WE WRITE a lot about the meaning of freedom at this time of year. It is the underlying message of the festival of Pessah. We focus on the dual dimensions of physical and spiritual freedom, past and present, from the exodus from Egypt to the liberation of the death camps, from the civil rights movements and the end of slavery to the opening of the Iron curtain and the end of the plight of Soviet Jewry.

For each of us, the meaning of freedom is different and the very fact that we can express our views, debate and argue with others, including our governments and elected leaders without the fear of being punished or oppressed for being different, is the most important indication of the great freedom that we enjoy in the Western world in general, and in the vibrant State of Israel in particular. We do not have to like or dislike those who are struggling for the freedom of thought in Syria, or anywhere else in the Middle East, to express our support for their struggle.

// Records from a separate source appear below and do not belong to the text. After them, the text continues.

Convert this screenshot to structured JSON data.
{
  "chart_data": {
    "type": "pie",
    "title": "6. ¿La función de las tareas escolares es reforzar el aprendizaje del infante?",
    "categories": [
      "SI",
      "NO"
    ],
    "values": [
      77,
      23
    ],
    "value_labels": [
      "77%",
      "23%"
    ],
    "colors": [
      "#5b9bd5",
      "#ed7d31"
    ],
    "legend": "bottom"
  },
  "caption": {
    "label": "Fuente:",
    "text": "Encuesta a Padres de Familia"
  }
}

And if, at the end of the day, we end up with a more belligerent government on the other side of the border – although in the case of Syria that is hard to imagine – then the State of Israel has the means and technology at its disposal to deal with any new threat which may emanate from there. But we cannot remain indifferent to the sight of so many being persecuted and tortured for their basic desire to express their freedom of thought, or for the searing images of women and children being forced to flee their bombed out homes and villages.

No one in Israel, least of all the government, needs to be actively involved in what is happening in Syria. We have enough problems with our neighbors to know that this is one fight which we should leave for others to deal with. But we cannot be anything less than amazed at the inability of the world to intervene in a humanitarian crisis of such magnitude.

It sends us a clear message – that whatever the rights and wrongs of our own conflict with the Palestinians, the ultimate resolution of the conflict can only be guaranteed by our own strength and fortitude which, itself, is an outcome of the national freedom and sovereignty that we have enjoyed for the past 64 years. The inability, or unwillingness, of the world to deal with the Syrian crisis, despite its own stated values of human freedom and dignity, is a clear indication to us in Israel that we should think twice before relying on international guarantees for any future peace agreement with our neighbors.

It does not make peace any less desirable or critical, but it does mean that the ultimate resolution of the conflict, including the political freedoms for all the peoples of the region, must be strongly rooted in Israel’s ability to look after itself and not to rely on the mantras and goodwill statements of others.

The writer is dean of the Faculty of Humanities and Social Sciences at Ben-Gurion University. The comments expressed are his alone.